You are viewing a plain text version of this content. The canonical link for it is here.
Posted to commits@lucene.apache.org by ji...@apache.org on 2021/11/18 17:08:45 UTC

[lucene] branch branch_9_0 updated: LUCENE-10208: Ensure that the minimum competitive score does not decrease in concurrent search (#431)

This is an automated email from the ASF dual-hosted git repository.

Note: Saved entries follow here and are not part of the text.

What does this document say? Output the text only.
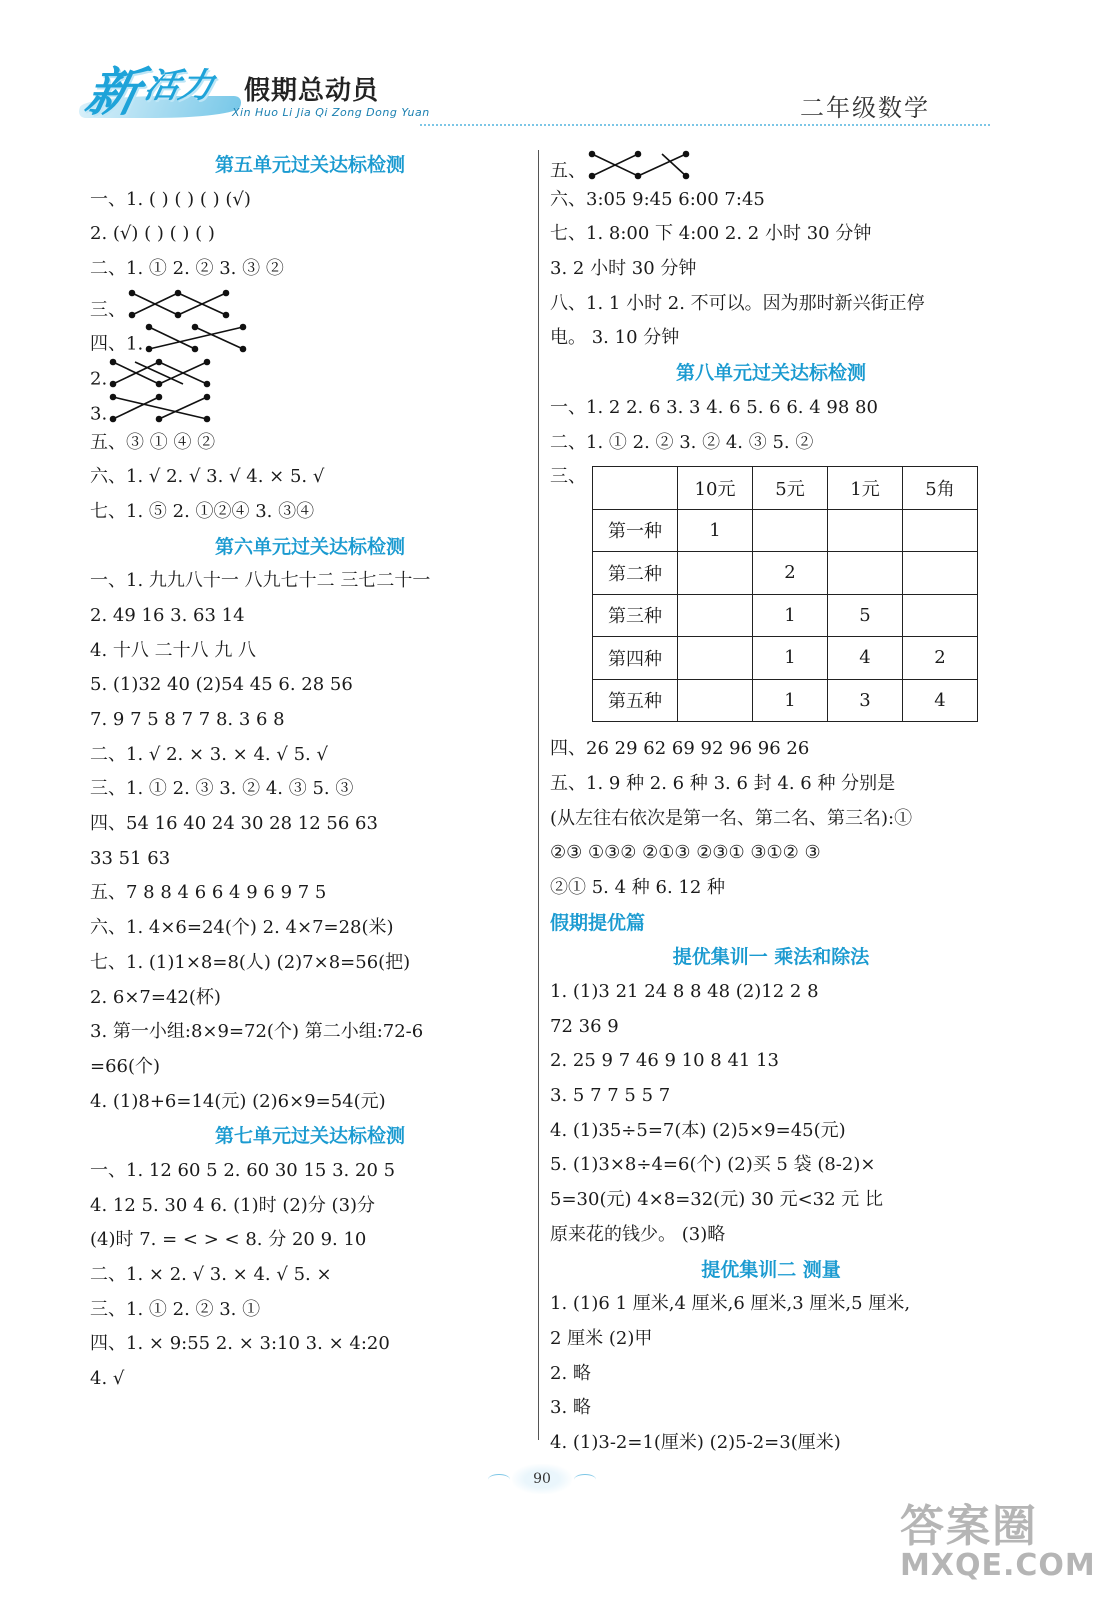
新
活力 假期总动员
Xin Huo Li Jia Qi Zong Dong Yuan	二年级数学
第五单元过关达标检测
一、1. ( ) ( ) ( ) (√)
2. (√) ( ) ( ) ( )
二、1. ① 2. ② 3. ③ ②
三、
四、1.
2.
3.
五、③ ① ④ ②
六、1. √ 2. √ 3. √ 4. × 5. √
七、1. ⑤ 2. ①②④ 3. ③④
第六单元过关达标检测
一、1. 九九八十一 八九七十二 三七二十一
2. 49 16 3. 63 14
4. 十八 二十八 九 八
5. (1)32 40 (2)54 45 6. 28 56
7. 9 7 5 8 7 7 8. 3 6 8
二、1. √ 2. × 3. × 4. √ 5. √
三、1. ① 2. ③ 3. ② 4. ③ 5. ③
四、54 16 40 24 30 28 12 56 63
33 51 63
五、7 8 8 4 6 6 4 9 6 9 7 5
六、1. 4×6=24(个) 2. 4×7=28(米)
七、1. (1)1×8=8(人) (2)7×8=56(把)
2. 6×7=42(杯)
3. 第一小组:8×9=72(个) 第二小组:72-6
=66(个)
4. (1)8+6=14(元) (2)6×9=54(元)
第七单元过关达标检测
一、1. 12 60 5 2. 60 30 15 3. 20 5
4. 12 5. 30 4 6. (1)时 (2)分 (3)分
(4)时 7. = < > < 8. 分 20 9. 10
二、1. × 2. √ 3. × 4. √ 5. ×
三、1. ① 2. ② 3. ①
四、1. × 9:55 2. × 3:10 3. × 4:20
4. √
五、
六、3:05 9:45 6:00 7:45
七、1. 8:00 下 4:00 2. 2 小时 30 分钟
3. 2 小时 30 分钟
八、1. 1 小时 2. 不可以。因为那时新兴街正停
电。 3. 10 分钟
第八单元过关达标检测
一、1. 2 2. 6 3. 3 4. 6 5. 6 6. 4 98 80
二、1. ① 2. ② 3. ② 4. ③ 5. ②
三、
	10元	5元	1元	5角
第一种	1			
第二种		2		
第三种		1	5	
第四种		1	4	2
第五种		1	3	4
四、26 29 62 69 92 96 96 26
五、1. 9 种 2. 6 种 3. 6 封 4. 6 种 分别是
(从左往右依次是第一名、第二名、第三名):①
②③ ①③② ②①③ ②③① ③①② ③
②① 5. 4 种 6. 12 种
假期提优篇
提优集训一 乘法和除法
1. (1)3 21 24 8 8 48 (2)12 2 8
72 36 9
2. 25 9 7 46 9 10 8 41 13
3. 5 7 7 5 5 7
4. (1)35÷5=7(本) (2)5×9=45(元)
5. (1)3×8÷4=6(个) (2)买 5 袋 (8-2)×
5=30(元) 4×8=32(元) 30 元<32 元 比
原来花的钱少。 (3)略
提优集训二 测量
1. (1)6 1 厘米,4 厘米,6 厘米,3 厘米,5 厘米,
2 厘米 (2)甲
2. 略
3. 略
4. (1)3-2=1(厘米) (2)5-2=3(厘米)
90
答案圈
MXQE.COM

jimczi pushed a commit to branch branch_9_0
in repository https://gitbox.apache.org/repos/asf/lucene.git


The following commit(s) were added to refs/heads/branch_9_0 by this push:
     new 0018567  LUCENE-10208: Ensure that the minimum competitive score does not decrease in concurrent search (#431)
0018567 is described below

commit 0018567e8b16f3ba2f88a912afdc6367bb3ce675
Author: Jim Ferenczi <ji...@elastic.co>
AuthorDate: Tue Nov 9 11:04:17 2021 +0100

    LUCENE-10208: Ensure that the minimum competitive score does not decrease in concurrent search (#431)
    
    Co-authored-by: Adrien Grand <jp...@gmail.com>
---
 lucene/CHANGES.txt                                 |  2 +
 .../apache/lucene/search/MaxScoreAccumulator.java  | 50 ++++++++++++++------
 .../apache/lucene/search/TopFieldCollector.java    | 12 +++--
 .../apache/lucene/search/TopScoreDocCollector.java | 24 +++++++---
 .../lucene/search/TestMaxScoreAccumulator.java     | 22 ++++++---
 .../apache/lucene/search/TestTopDocsCollector.java | 42 ++++++-----------
 .../lucene/search/TestTopFieldCollector.java       | 53 ++++++----------------
 7 files changed, 108 insertions(+), 97 deletions(-)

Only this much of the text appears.